# ==== INTERACTIVE CLUSTERING : ANNOTATION TIME STUDY ====
> ### Stage 1 : Modelize annotation time with Interactive Clustering Methodology and Plot some figures.

-----

## READ-ME BEFORE RUNNING

### Quick Description

This notebook is **aimed at modelize interactive clustering annotation time experiments**.
- Environments are represented by subdirectories in the `/experiments` folder.
- Each subdirectories of `/experiments` folder represents an annotation experiment with several annotators.

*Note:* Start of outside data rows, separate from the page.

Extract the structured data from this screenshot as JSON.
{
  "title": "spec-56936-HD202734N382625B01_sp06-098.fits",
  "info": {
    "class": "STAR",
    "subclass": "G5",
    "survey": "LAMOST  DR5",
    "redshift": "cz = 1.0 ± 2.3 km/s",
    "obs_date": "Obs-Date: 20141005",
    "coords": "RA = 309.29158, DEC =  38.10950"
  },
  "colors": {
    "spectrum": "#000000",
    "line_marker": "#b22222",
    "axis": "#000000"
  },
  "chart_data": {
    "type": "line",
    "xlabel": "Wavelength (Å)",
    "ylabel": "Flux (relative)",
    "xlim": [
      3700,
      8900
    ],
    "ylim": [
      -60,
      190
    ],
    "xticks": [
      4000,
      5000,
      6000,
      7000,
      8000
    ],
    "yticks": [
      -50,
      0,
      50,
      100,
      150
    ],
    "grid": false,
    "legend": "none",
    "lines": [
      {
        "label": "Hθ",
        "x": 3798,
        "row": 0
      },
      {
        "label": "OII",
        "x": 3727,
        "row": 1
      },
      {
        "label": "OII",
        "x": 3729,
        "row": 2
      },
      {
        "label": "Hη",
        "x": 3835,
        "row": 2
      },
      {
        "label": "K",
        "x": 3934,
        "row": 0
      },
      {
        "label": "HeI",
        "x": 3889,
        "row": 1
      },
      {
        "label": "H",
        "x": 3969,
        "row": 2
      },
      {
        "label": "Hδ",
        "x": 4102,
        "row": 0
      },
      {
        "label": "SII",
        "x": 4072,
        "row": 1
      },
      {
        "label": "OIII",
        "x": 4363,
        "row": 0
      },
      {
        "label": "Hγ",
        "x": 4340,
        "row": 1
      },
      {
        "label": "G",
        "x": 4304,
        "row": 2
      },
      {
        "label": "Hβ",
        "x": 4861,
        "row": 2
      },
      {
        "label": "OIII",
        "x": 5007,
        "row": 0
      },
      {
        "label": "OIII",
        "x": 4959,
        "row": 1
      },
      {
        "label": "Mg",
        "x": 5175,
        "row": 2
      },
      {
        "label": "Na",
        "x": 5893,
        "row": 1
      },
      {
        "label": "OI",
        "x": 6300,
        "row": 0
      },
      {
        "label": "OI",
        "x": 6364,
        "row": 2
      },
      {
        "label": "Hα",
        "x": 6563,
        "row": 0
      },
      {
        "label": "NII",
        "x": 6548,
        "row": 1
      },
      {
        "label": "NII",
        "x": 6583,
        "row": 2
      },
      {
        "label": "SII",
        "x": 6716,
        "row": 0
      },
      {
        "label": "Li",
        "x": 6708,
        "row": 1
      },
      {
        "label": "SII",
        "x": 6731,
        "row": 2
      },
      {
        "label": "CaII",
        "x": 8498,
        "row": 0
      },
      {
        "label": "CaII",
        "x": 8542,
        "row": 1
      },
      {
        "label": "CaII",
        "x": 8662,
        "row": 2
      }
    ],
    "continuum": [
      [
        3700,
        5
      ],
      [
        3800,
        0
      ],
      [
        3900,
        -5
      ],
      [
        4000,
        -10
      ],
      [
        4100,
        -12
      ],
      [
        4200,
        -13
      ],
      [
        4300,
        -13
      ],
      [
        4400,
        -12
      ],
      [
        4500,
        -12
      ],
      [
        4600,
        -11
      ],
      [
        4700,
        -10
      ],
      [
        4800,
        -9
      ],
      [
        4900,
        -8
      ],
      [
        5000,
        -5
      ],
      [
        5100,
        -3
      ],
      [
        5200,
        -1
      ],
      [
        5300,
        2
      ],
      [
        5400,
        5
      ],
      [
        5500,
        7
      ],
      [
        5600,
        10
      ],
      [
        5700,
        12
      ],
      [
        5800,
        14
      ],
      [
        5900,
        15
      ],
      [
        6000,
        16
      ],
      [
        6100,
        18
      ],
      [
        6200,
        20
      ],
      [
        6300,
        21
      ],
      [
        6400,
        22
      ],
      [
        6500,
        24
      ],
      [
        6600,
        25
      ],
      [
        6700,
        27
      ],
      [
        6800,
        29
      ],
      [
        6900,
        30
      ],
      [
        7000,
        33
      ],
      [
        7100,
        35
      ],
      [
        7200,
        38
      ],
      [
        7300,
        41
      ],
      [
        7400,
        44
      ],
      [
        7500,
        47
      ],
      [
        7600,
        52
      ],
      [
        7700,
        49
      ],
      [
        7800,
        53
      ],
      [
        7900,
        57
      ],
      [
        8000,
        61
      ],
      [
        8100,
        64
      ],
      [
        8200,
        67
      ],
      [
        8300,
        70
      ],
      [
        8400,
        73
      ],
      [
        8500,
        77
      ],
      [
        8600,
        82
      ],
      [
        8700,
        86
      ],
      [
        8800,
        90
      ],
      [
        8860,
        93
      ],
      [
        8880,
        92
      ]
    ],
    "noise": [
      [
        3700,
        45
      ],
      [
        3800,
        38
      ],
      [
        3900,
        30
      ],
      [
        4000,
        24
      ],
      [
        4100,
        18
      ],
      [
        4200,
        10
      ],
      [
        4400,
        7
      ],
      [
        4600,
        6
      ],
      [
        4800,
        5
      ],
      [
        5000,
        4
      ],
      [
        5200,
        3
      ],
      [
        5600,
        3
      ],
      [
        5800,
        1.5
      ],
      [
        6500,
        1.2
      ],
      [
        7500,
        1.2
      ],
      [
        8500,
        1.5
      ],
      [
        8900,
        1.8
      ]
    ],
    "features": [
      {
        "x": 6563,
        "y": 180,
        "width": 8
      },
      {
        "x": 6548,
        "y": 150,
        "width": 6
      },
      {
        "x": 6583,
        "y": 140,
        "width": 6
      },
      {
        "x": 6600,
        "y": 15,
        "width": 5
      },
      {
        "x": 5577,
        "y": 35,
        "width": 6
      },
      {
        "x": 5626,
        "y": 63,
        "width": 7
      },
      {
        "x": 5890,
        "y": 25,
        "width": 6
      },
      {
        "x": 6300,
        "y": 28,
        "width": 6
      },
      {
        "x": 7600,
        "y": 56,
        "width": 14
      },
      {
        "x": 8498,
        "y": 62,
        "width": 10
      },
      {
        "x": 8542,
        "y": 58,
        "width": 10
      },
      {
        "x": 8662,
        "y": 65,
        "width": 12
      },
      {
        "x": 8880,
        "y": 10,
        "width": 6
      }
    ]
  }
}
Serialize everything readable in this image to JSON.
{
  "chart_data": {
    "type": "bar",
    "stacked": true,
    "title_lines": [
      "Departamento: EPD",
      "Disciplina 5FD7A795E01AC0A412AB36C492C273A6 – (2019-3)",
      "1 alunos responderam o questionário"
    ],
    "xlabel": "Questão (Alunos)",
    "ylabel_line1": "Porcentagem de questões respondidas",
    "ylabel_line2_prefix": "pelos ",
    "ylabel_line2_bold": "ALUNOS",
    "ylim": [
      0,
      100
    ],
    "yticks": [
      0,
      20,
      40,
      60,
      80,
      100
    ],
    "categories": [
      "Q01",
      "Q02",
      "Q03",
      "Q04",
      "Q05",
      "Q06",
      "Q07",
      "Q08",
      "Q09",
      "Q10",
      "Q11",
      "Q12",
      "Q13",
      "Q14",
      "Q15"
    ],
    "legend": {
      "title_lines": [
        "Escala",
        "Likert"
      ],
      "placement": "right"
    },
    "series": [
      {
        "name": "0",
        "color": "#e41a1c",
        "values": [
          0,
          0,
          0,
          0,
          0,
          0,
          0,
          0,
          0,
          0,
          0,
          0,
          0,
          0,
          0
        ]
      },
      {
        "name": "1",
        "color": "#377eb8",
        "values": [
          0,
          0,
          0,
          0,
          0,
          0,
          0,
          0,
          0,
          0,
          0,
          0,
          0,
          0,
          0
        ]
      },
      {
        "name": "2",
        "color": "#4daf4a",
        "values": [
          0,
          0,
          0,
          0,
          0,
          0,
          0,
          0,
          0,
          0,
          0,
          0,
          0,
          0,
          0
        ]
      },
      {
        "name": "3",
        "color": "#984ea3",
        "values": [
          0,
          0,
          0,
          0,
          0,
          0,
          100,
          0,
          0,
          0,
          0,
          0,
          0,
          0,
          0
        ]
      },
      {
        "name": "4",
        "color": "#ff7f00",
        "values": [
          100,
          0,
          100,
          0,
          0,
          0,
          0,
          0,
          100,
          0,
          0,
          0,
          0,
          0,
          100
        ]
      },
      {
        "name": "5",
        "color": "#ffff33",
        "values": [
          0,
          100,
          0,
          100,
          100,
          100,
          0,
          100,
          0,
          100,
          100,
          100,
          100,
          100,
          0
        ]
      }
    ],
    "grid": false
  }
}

### Description each steps

First of all, **load experiment synthesis XLSX file** that have made during annotation experiment.
- It contains sessions of annotation for each annotator.
- Each session contains the number of constraints annotated and the time needed for it.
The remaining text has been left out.